If using the food processor, shred the carrots and add to the pot or else coin the carrots and add to the pot. Add all the rest of the spices and sherry and continue to simmer for ½ hour stirring occasionally.

Simmering the Carrots and Onions

Add the broth and let cook all day.

All in the Pot and Cooking

If you used the food processor to shred the carrots you are done. This is show below served with grilled tomato and cheese sandwiches.
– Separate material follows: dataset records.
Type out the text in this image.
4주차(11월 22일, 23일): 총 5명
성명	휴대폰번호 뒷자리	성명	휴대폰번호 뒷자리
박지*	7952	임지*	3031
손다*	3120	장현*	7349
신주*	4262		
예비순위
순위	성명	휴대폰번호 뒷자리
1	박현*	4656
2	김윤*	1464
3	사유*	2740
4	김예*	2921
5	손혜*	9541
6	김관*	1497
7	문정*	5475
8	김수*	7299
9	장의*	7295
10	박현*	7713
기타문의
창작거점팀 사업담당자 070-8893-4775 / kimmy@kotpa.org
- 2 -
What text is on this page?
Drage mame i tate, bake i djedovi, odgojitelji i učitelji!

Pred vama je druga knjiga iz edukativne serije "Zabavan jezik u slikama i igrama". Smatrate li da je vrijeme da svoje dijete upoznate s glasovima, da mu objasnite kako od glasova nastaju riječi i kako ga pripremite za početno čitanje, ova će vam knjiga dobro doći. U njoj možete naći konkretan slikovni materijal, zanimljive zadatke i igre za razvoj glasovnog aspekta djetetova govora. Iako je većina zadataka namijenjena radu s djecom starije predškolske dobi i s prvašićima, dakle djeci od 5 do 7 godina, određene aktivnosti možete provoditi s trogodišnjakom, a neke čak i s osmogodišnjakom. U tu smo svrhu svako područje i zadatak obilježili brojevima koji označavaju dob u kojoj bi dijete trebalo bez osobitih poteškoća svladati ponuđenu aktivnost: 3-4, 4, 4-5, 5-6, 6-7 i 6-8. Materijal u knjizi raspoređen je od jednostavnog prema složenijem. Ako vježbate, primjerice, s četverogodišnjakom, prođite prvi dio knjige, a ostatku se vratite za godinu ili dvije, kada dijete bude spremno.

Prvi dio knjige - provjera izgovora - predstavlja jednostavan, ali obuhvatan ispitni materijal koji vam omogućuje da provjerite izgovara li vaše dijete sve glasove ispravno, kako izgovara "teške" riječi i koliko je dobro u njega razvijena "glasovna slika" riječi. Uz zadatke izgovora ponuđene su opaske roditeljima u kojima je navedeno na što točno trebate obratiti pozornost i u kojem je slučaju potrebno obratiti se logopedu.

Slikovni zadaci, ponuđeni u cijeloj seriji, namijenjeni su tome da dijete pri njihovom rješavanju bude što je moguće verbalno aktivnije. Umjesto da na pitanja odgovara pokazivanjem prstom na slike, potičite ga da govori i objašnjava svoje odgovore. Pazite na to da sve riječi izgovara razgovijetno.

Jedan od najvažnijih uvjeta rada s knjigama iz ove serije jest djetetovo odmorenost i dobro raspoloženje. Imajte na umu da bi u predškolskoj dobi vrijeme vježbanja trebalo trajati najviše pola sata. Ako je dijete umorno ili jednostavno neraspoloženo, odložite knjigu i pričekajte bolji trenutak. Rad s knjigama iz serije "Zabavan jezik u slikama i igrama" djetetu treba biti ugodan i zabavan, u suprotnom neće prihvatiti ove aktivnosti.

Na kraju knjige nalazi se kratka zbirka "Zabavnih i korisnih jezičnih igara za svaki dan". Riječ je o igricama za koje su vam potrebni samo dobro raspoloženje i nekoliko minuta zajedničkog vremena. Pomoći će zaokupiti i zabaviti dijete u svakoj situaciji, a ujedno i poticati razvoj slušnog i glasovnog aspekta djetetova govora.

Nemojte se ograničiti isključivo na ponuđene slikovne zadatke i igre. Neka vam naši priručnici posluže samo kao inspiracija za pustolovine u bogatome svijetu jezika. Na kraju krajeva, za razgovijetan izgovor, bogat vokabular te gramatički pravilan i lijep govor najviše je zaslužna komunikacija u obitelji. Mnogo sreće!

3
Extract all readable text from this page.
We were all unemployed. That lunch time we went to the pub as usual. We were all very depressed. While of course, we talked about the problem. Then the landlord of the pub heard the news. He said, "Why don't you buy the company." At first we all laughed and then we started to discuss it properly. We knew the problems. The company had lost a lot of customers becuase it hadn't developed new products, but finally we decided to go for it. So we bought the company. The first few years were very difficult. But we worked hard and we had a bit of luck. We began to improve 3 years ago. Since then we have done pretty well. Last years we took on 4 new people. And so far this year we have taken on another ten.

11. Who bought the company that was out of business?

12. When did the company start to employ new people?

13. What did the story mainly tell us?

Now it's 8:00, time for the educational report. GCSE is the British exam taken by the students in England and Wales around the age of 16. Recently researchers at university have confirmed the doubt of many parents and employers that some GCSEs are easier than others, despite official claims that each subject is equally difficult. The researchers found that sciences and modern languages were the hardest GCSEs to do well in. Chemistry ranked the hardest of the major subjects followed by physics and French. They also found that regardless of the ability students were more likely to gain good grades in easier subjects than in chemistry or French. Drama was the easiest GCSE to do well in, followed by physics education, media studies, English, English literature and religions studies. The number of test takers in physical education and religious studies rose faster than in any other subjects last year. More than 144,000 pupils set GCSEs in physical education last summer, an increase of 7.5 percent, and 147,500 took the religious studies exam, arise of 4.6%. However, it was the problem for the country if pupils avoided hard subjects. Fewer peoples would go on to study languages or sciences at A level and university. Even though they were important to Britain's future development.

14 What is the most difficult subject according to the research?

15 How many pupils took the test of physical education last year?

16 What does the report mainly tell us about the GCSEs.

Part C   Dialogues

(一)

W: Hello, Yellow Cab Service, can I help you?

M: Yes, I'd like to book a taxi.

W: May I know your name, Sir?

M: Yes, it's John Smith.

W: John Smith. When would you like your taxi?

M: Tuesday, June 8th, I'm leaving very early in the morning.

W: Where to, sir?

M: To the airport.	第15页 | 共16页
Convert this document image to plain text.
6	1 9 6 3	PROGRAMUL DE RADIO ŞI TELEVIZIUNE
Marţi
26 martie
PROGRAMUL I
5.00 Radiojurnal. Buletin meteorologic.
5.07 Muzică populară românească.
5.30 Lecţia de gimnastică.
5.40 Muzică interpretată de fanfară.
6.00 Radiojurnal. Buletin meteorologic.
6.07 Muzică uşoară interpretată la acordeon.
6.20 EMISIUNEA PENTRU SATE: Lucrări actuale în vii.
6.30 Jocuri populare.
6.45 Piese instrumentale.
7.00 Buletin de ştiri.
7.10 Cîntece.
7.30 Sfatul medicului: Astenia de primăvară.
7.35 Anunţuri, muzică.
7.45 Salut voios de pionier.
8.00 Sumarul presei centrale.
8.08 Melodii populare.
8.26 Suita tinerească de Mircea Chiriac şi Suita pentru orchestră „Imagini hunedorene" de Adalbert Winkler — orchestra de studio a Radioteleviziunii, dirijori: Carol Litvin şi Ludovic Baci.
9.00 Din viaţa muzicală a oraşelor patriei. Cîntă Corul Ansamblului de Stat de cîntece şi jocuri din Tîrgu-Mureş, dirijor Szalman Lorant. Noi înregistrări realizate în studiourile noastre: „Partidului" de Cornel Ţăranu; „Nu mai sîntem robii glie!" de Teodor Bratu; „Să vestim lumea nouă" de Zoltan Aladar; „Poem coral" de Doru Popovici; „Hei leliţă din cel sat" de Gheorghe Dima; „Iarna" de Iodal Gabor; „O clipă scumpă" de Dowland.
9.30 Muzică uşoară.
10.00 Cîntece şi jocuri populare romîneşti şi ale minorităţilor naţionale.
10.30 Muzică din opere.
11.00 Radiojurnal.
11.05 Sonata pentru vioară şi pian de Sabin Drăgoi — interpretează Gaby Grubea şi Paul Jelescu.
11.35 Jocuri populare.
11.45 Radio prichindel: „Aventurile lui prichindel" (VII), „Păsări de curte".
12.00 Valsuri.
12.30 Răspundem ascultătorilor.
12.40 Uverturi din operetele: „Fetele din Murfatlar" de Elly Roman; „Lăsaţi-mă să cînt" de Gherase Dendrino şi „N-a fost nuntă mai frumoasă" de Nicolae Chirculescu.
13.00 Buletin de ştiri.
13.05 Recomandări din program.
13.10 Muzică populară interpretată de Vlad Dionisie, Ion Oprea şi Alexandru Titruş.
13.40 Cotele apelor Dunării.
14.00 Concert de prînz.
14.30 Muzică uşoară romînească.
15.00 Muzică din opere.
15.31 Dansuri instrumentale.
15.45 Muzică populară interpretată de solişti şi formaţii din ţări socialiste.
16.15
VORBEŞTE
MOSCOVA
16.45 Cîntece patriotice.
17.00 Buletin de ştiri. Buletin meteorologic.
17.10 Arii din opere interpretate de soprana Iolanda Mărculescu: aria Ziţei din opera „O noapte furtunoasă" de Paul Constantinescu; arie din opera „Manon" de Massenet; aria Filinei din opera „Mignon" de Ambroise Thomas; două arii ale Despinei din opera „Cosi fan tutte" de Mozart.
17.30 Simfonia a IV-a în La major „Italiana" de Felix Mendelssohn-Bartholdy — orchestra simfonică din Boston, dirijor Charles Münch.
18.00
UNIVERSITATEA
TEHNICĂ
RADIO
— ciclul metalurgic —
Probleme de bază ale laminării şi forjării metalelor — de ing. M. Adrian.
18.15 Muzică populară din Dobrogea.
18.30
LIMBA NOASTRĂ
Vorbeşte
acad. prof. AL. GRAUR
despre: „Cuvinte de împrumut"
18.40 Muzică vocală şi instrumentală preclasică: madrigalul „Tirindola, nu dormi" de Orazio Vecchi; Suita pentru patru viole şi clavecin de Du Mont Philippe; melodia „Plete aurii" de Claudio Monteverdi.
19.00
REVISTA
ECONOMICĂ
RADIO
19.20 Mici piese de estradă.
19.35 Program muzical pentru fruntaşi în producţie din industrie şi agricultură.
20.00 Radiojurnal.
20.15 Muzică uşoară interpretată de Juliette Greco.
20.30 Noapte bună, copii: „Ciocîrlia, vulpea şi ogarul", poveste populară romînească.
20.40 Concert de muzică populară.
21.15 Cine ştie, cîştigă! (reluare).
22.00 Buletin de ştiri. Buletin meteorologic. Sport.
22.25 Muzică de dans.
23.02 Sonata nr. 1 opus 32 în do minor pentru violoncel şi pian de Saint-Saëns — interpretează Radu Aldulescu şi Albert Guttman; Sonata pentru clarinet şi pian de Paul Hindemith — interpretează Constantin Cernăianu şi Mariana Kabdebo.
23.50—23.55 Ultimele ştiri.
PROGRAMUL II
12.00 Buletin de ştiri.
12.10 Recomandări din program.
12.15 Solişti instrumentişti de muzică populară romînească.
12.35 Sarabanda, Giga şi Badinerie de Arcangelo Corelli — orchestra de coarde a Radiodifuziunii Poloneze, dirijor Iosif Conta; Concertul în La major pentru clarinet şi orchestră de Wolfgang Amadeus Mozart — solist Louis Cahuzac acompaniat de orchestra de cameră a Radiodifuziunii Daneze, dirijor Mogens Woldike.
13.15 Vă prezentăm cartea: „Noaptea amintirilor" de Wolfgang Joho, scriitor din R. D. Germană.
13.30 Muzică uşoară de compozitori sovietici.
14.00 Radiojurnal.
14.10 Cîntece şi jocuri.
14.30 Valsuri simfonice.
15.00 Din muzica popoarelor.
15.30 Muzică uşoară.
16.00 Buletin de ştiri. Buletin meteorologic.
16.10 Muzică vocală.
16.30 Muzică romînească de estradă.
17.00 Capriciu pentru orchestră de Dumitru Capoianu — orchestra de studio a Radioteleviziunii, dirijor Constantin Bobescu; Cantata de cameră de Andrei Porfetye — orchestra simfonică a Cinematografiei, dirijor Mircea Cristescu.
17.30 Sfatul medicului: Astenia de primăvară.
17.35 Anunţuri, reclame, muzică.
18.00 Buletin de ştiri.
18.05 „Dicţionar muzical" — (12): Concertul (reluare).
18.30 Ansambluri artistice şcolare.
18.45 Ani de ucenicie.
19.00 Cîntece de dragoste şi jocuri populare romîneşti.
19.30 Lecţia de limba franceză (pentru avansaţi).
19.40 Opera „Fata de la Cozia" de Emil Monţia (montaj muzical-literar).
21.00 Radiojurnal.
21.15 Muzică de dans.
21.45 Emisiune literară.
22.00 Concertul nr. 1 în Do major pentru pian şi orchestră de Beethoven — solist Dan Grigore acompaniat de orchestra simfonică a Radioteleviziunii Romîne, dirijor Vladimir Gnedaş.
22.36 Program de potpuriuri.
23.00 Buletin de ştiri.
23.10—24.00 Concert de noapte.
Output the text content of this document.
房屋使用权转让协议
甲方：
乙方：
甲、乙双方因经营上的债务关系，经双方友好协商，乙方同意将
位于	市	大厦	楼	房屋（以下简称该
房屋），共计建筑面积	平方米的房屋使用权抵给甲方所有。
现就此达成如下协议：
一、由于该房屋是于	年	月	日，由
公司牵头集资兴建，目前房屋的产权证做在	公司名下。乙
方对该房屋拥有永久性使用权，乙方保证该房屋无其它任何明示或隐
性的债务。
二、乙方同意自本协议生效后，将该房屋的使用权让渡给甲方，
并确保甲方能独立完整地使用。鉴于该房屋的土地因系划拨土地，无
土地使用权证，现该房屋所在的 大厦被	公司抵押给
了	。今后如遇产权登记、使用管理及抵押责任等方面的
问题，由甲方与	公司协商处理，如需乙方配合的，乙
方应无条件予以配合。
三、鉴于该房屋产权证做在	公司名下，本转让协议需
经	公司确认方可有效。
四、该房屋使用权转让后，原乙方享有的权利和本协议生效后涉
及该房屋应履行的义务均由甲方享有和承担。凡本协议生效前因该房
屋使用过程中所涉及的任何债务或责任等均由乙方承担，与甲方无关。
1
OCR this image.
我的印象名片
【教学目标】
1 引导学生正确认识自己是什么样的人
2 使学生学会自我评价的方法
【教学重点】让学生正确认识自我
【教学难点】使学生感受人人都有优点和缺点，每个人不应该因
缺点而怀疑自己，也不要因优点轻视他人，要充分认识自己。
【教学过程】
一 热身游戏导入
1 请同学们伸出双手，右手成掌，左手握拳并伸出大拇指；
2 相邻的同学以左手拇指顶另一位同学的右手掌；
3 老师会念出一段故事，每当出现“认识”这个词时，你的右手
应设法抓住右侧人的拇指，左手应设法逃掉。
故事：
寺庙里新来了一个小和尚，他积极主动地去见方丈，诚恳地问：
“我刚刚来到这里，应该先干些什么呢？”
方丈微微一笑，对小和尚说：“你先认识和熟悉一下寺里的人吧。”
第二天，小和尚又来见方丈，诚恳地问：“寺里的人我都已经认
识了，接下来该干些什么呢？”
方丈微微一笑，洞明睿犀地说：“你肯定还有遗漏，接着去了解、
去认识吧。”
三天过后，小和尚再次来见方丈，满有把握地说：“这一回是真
Carrot Soup with Grilled Cheese and Tomato

If you coined the carrots, pore the pot into the blender, liquify and serve. Either way I love my carrot soup, the blender is just easier to clean and not as messy.

Italian Flag Salad

August 18, 2010

Italian Flag Salad

I like playing with my food so made this salad with ingredients traditionally used in Italy and made it in the style of the Italian Flag. I made a Polish flag salad which had balanced flavors of a cottage cheese salad with pickled beets which was pleasant. While this might be another clever idea for a salad, it is defiantly not for wimps.


Green Section:

sliced Romaine and Iceberg lettuce.

White section:

1 cup cottage cheese with 1 small diced onion and celery stalk

Three marinated artichoke hearts on top of the salad

crumbled Gorgonzola sprinkled on top

Red Section

Tuna Salad

3 oz tuna fish

½ teaspoon horseradish

½ teaspoon crushed garlic

½ Tablespoon soy sauce

Mix all ingredients until well blended

Overlay with red pimento

I loved the flavor of this bold tuna salad so I expect you will see more of that as a protein source with vegetarian soups for dinner. I served the red and green parts of the salad with marinated artichoke hearts and black olives to some of our family friends at my daughter’s house and was worried about overdoing it with bold flavors. Everybody loved it and several asked for recipes.

My daughter and I cook bold for ourselves, our families and our friends and they keep coming back for more so I guess we are doing OK.